# BarKit
BarKit (**Bar**codes Tool**Kit**) is a toolkit designed for manipulating FASTQ barcodes.
## Installation
### From crates.io
Barkit can be installed from [`crates.io`](https://crates.io/crates/barkit) using `cargo`. This can be done with the following command:
```bash
cargo install barkit
```
### Build from source
1. Clone the repository:
```bash
git clone https://github.com/nsyzrantsev/barkit
cd barkit/
```
2. Build:
```bash
cargo build --release && sudo mv target/release/barkit /usr/local/bin/
```
## Extract subcommand
The extract subcommand is designed to parse barcode sequences from FASTQ reads using approximate regex matching based on a provided pattern.

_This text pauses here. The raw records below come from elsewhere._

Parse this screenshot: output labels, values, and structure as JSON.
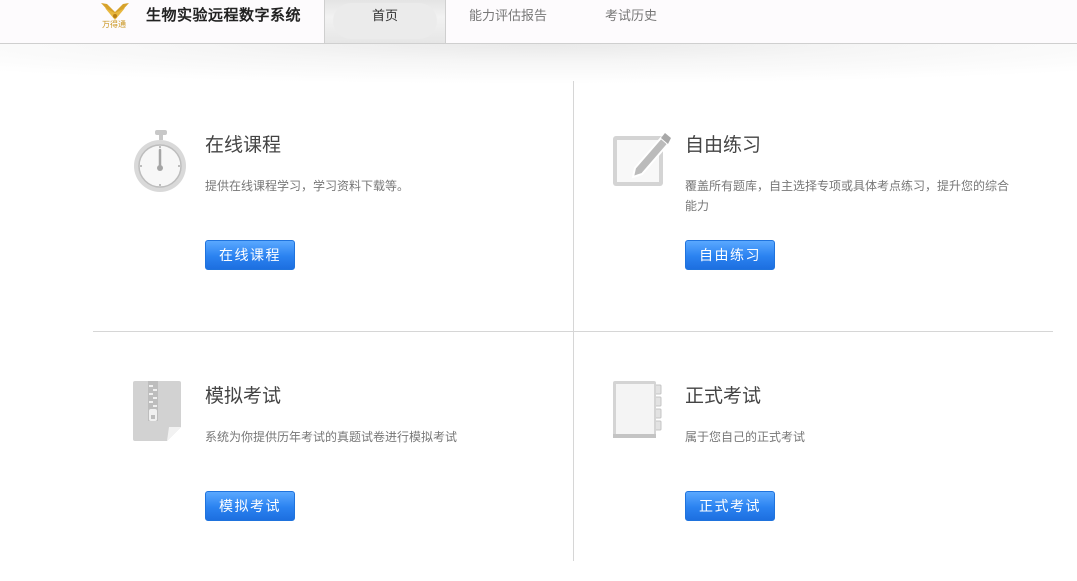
{
  "header": {
    "logo_text": "万得通",
    "app_title": "生物实验远程数字系统",
    "tabs": [
      {
        "label": "首页",
        "active": true
      },
      {
        "label": "能力评估报告",
        "active": false
      },
      {
        "label": "考试历史",
        "active": false
      }
    ]
  },
  "cards": [
    {
      "icon": "stopwatch-icon",
      "title": "在线课程",
      "description": "提供在线课程学习，学习资料下载等。",
      "button": "在线课程"
    },
    {
      "icon": "edit-pencil-icon",
      "title": "自由练习",
      "description": "覆盖所有题库，自主选择专项或具体考点练习，提升您的综合能力",
      "button": "自由练习"
    },
    {
      "icon": "zip-file-icon",
      "title": "模拟考试",
      "description": "系统为你提供历年考试的真题试卷进行模拟考试",
      "button": "模拟考试"
    },
    {
      "icon": "notebook-icon",
      "title": "正式考试",
      "description": "属于您自己的正式考试",
      "button": "正式考试"
    }
  ],
  "colors": {
    "accent": "#2a82f0",
    "logo_gold": "#c9941f"
  }
}
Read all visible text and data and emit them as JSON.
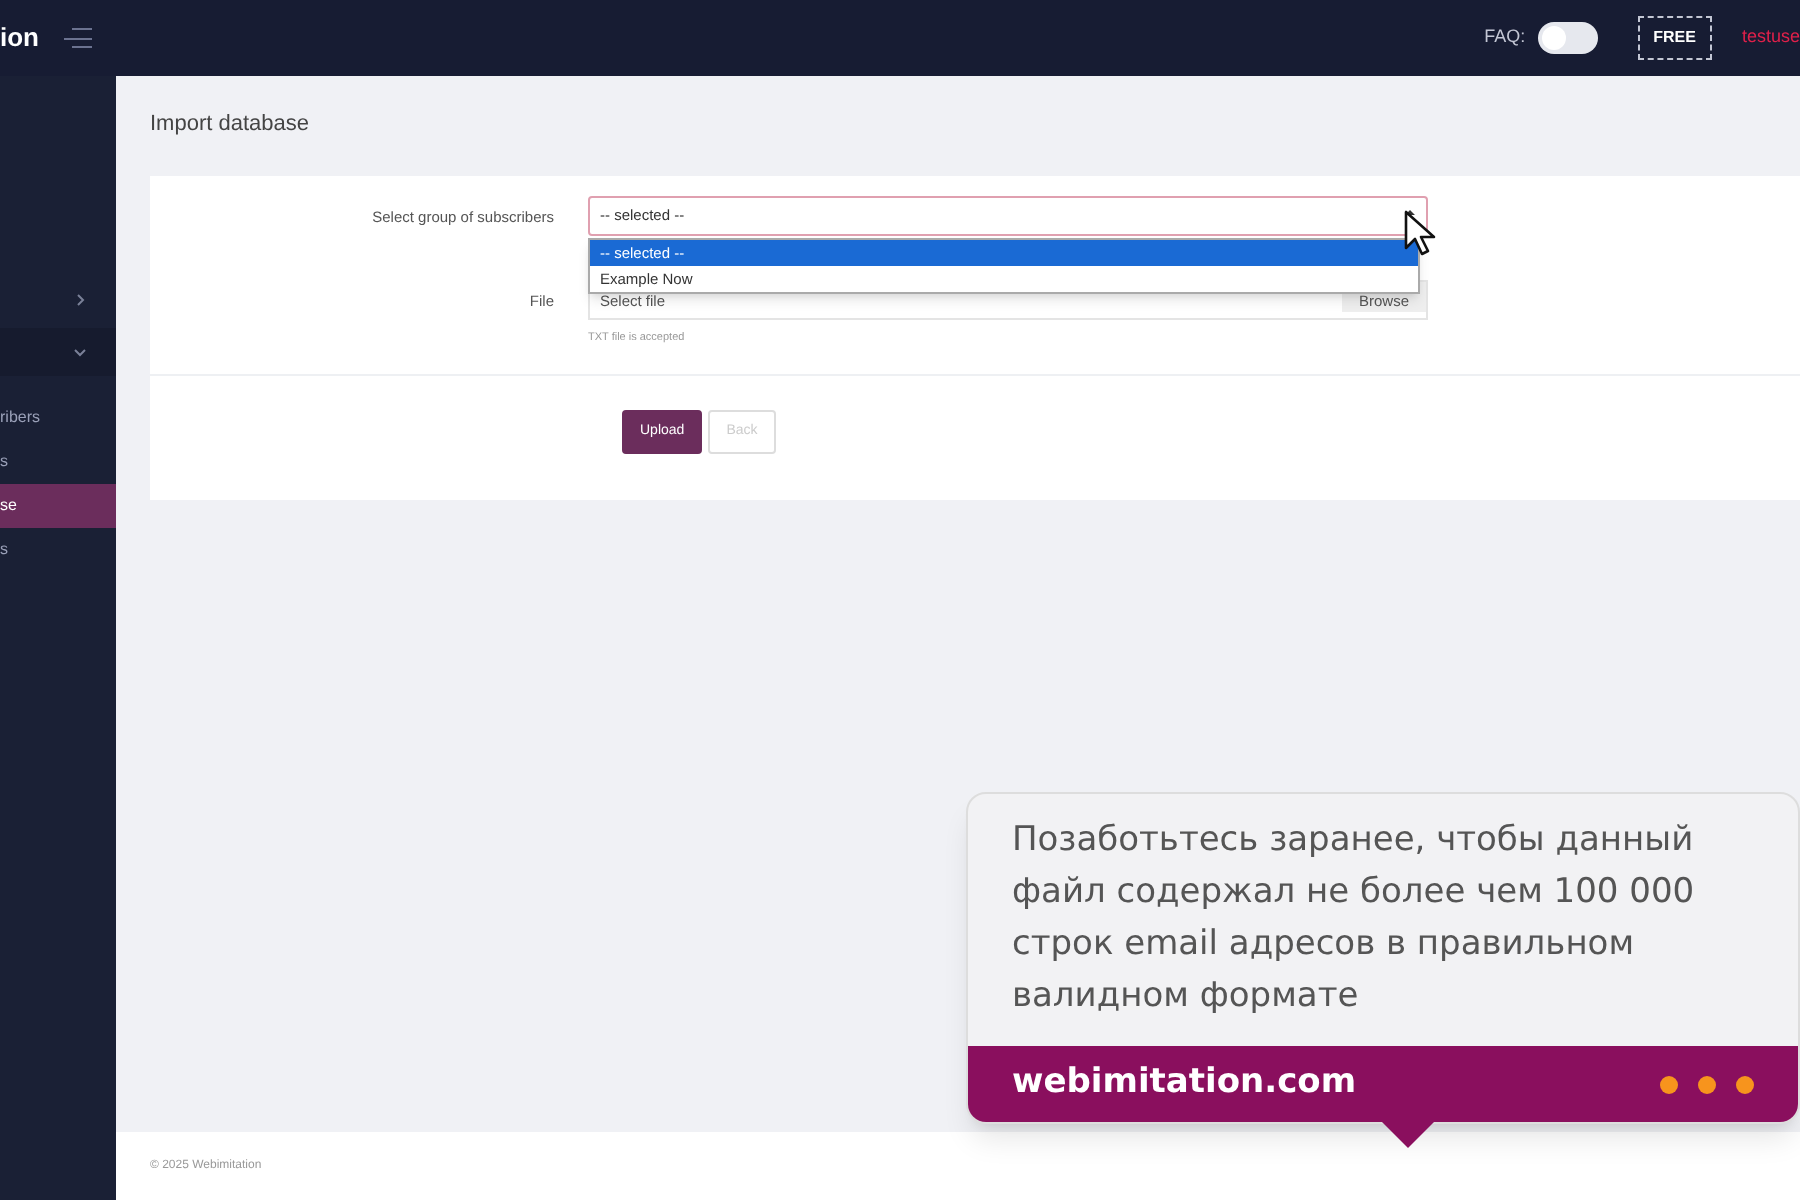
{
  "header": {
    "logo": "ion",
    "faq_label": "FAQ:",
    "faq_toggle": {
      "on": false
    },
    "plan_badge": "FREE",
    "user": "testuse"
  },
  "sidebar": {
    "items": [
      {
        "kind": "collapsed",
        "selected": false
      },
      {
        "kind": "expanded",
        "selected": false
      },
      {
        "label": "ribers",
        "kind": "link",
        "selected": false
      },
      {
        "label": "s",
        "kind": "link",
        "selected": false
      },
      {
        "label": "se",
        "kind": "link",
        "selected": true
      },
      {
        "label": "s",
        "kind": "link",
        "selected": false
      }
    ]
  },
  "page_title": "Import database",
  "form": {
    "group_label": "Select group of subscribers",
    "group_select": {
      "value": "-- selected --",
      "expanded": true,
      "options": [
        {
          "label": "-- selected --",
          "selected": true
        },
        {
          "label": "Example Now",
          "selected": false
        }
      ]
    },
    "file_label": "File",
    "file_placeholder": "Select file",
    "browse": "Browse",
    "file_hint": "TXT file is accepted",
    "buttons": [
      {
        "label": "Upload",
        "kind": "primary"
      },
      {
        "label": "Back",
        "kind": "secondary"
      }
    ]
  },
  "footer": "© 2025 Webimitation",
  "callout": {
    "text": "Позаботьтесь заранее, чтобы данный файл содержал не более чем 100 000 строк email адресов в правильном валидном формате",
    "site": "webimitation.com",
    "dots": [
      {
        "color": "#f7941d"
      },
      {
        "color": "#f7941d"
      },
      {
        "color": "#f7941d"
      }
    ]
  }
}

All parsed barcode sequences are moved to the read header with base quality, separated by colons:
```
@SEQ_ID UMI:ATGC:???? CB:ATGC:???? SB:ATGC:????
```
* **UMI**: Unique Molecular Identifier (Molecular Barcode)
* **CB**: Cell Barcode
* **SB**: Sample Barcode
### Examples
Parse the first twelve nucleotides as a UMI from each forward read:
```bash
barkit extract -1 <IN_FASTQ1> -2 <IN_FASTQ2> -p "^(?P<UMI>[ATGCN]{12})" -o <OUT_FASTQ1> -O <OUT_FASTQ2>
```
Parse the first sixteen nucleotides as a cell barcode from each reverse read before the `atgccat` adapter sequence:
```bash
barkit extract -1 <IN_FASTQ1> -2 <IN_FASTQ2> -P "^(?P<CB>[ATGCN]{16})atgccat" -o <OUT_FASTQ1> -O <OUT_FASTQ2>
```
> [!NOTE]
> Use lowercase letters for fuzzy match patterns.